Young Chinese are heading to the great outdoors – for fully catered afternoon tea. While many outdoor activities were popular with Chinese travelers in 2021, glamping has taken off the most dramatically, and caught the eye of investors.

Glamping in Huairou, a suburb outside Beijing. Photo by Li Yang on Unsplash

With travel restricted to the mainland and Macau, and the desire for open spaces without the crowds, Chinese vacationers have been drawn to nature since domestic travel resumed in the spring of 2020. This includes an uptick in road trips to the Tibetan plateau and Inner Mongolian grasslands, hiking in scenic areas, and even fly-fishing, according to industry trend reports. But it’s camping – or, more accurately, glamping – that’s taken off most dramatically, and caught the eye of investors.

During the 2021 Labor Day holiday in May, searches for “camping” on Chinese social media platform Xiaohongshu were up by 230% compared to the same period in 2020. Through the summer and October National Day holidays, camping continued to lead the travel trends. But if you’re imagining a back-to-nature movement that involves hiking boots, granola bars, and hammering in tent stakes, this isn’t the picture most Chinese campers have in mind. Among the thousands of camping photos and videos on social media platform Xiaohongshu, it’s easy to find images that could feature in a fashion magazine. In one, a lanky young women dressed in a gauzy, strapless gown and Fendi slippers, sits beside her matching Fendi bag at a Hangzhou campground, surrounded by white tents that could double as wedding marquis. In another series of photos, taken outside of Chengdu the set-up looks a little more natural and woodsy, with a campfire and camping stove. The young woman in this one is wearing sportier shoes – with the conspicuous “H” motif of an Hermes blanket draped over her shoulders. Like most things on Xiaohongshu, which is particularly popular with well-off young women, camping provides a good background for a photo shoot, and an opportunity to show off designer logos. Catching on to the trend, Fendi itself held a camping-themed promotion at a Shanghai mall in June.


Designer clothes are a camping essential to boost ‘likes’ on Xiaohongshu

But China’s new camping trend isn’t just for fashionistas and influencers. The country’s largest travel booking platform, Ctrip, reported that reservations for local area family camping were up by 206% in the first half of 2021, compared to the same period in pre-pandemic 2019. With snap travel restrictions shutting down interprovincial travel at a moment’s notice, and many schools in China forbidding students and their families from traveling outside the local area during holiday periods this year, heading to a suburban campground can offer a pleasant break from city life and city air.

The Chinese camping boom looks set to continue. Of the approximately 26,000 camping-related companies in China, 60% were founded in 2020 or later.
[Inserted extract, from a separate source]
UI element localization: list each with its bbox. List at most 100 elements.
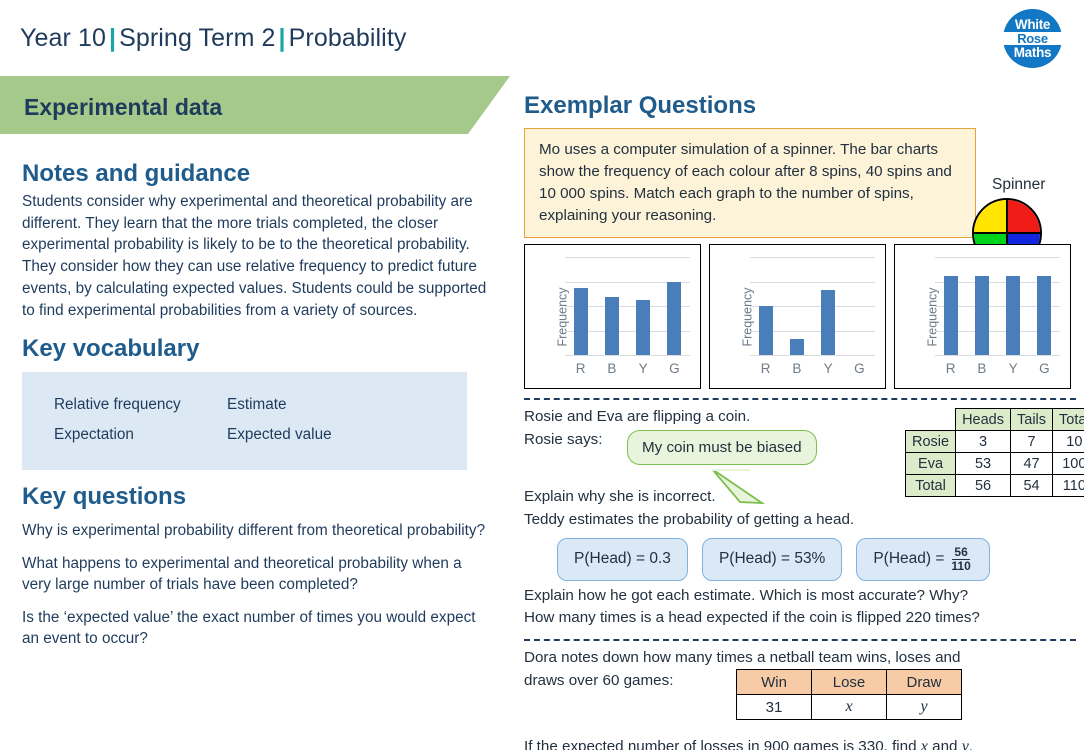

Lifestyle brand Dare Glamping, which was established in October 2020, has already expanded to 20 campsites, signed two 10-year leases on land in the Beijing municipality, and at the start of November 2021 secured close to RMB10 million (US$1.6 million) in angel financing. Rather than expecting guests to bring their own tents, Dare offers a “tent setting-up experience” where campers watch, film, and photograph while staff members show how it’s done. With all-inclusive prices that rival luxury hotels in nearby cities, Dare also offers full-scale catering – including afternoon tea, furniture, lanterns, colorful blankets, showers, and toilet facilities. The brand has been featured in numerous Chinese television shows and is very much in line with the Xiaohongshu camping aesthetic – in fact, the social media platform is seen as an essential factor behind Dare’s success.

Tourism boards and other travel brands are taking note of the new trends. Destinations from South Australia to Thailand to Dubai, as well as airline AirAsia, have all promoted their own glamping destinations on WeChat in recent months. The question may be, will future Chinese visitors find the facilities up to their standards?